Jaksa menuntut agar majelis hakim menjatuhkan hukuman 16 tahun penjara terhadap Syahrial Alamsyah alias Abu Rara, terduga teroris yang menyerang Ketua Watimpres Wiranto. Sidang tuntutan jaksa ini dilangsungkan pada Kamis (11/6) kemarin.

"Sidang tuntutannya sudah digelar tanggal 11 Juni 2020.Terdakwa Syahrial Alamsyah alias Abu Rara pidana penjara selama 16 tahun penjara dikurangi selama terdakwa berada dalam tahanan," kata Kasie Intel Kejaksaan Negeri Jakarta Barat, Edwin Beslar saat dikonfirmasi, Selasa (16/6).

Edwin Beslar menerangkan, Jaksa Penuntut Umum (JPU) menyatakan terdakwa bersalah secara sah dan meyakinkan melakukan tindak pidana terorisme.

"Abu Rara terbukti melanggar Pasal 15 Jo Pasal 16 jo Pasal 16 A Undang-Undang Nomor 5 tahun 2018 tentang Pemberantasan Tindak Pidana Terorisme," ujar dia.

Sementara itu, tuntutan lebih ringan diberikan kepada istri Abu Rara, yakni Fitri Diana alias Fitri Adriana.
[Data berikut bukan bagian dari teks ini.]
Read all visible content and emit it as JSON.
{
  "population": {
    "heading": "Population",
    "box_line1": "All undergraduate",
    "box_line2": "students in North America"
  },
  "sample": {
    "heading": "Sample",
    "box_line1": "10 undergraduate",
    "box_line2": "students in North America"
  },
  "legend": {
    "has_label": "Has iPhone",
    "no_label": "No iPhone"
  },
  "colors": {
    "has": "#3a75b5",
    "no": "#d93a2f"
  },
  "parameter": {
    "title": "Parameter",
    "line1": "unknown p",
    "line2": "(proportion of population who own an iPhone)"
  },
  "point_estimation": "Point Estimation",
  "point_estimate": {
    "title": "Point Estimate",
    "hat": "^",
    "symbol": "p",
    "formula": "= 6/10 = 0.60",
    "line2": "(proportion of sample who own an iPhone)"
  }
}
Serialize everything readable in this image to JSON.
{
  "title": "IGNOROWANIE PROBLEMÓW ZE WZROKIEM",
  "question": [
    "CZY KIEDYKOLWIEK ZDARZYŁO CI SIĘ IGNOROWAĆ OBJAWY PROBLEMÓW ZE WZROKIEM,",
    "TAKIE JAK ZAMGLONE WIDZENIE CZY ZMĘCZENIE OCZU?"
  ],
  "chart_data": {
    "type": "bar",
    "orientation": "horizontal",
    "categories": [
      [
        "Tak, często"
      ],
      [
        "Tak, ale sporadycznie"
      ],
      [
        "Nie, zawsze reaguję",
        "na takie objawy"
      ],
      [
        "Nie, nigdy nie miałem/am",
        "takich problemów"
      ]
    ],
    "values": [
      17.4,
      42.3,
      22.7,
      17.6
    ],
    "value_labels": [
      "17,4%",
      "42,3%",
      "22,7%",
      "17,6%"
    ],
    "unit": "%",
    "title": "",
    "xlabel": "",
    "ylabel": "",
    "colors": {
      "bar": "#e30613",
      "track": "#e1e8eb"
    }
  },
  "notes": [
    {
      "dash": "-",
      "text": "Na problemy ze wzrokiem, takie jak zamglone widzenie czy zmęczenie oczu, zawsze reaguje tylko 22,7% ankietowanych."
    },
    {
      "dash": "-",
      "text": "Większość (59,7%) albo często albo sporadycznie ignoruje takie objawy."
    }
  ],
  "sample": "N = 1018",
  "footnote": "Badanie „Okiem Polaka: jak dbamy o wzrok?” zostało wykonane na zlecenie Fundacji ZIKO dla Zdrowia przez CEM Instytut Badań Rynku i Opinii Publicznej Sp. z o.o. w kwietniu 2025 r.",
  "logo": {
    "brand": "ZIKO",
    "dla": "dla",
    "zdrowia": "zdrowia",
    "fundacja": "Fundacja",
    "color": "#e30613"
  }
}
Menurut Edwin, JPU menuntut majelis hakim menjatuhi hukuman selama 12 tahun penjara.

"Fitri Diana empat tahun lebih ringan," ujar dia.

Edwin menerangkan, sidang lanjutan akan digelar pada Kamis 18 Juni 2020 mendatang. "Agendanya pledoi (pembelaan) dari penasehat hukum para terdakwa," ucap dia.

Dalam dakwaan yang dibacakan Jaksa Penuntut Umum Herry Wiyanto, terdakwa Syahrial Alamsyah alias Abu Rara mengajak istrinya Fitria Diana, dan anaknya RAL untuk melakukan amaliyah di Gapura Alun-alun Menes, Desa Purwarja, Kecamatan Menes, Kabupaten Pandeglang Banten pada 10 Oktober 2019.

Wiranto yang sedang berkunjung ke tempat tersebut menjadi korban. Abu Rara menikam perut Wiranto dengan pisau kunai. Sementara istri Abu Rara, melukai seorang polisi bernama Kompol Dariyanto.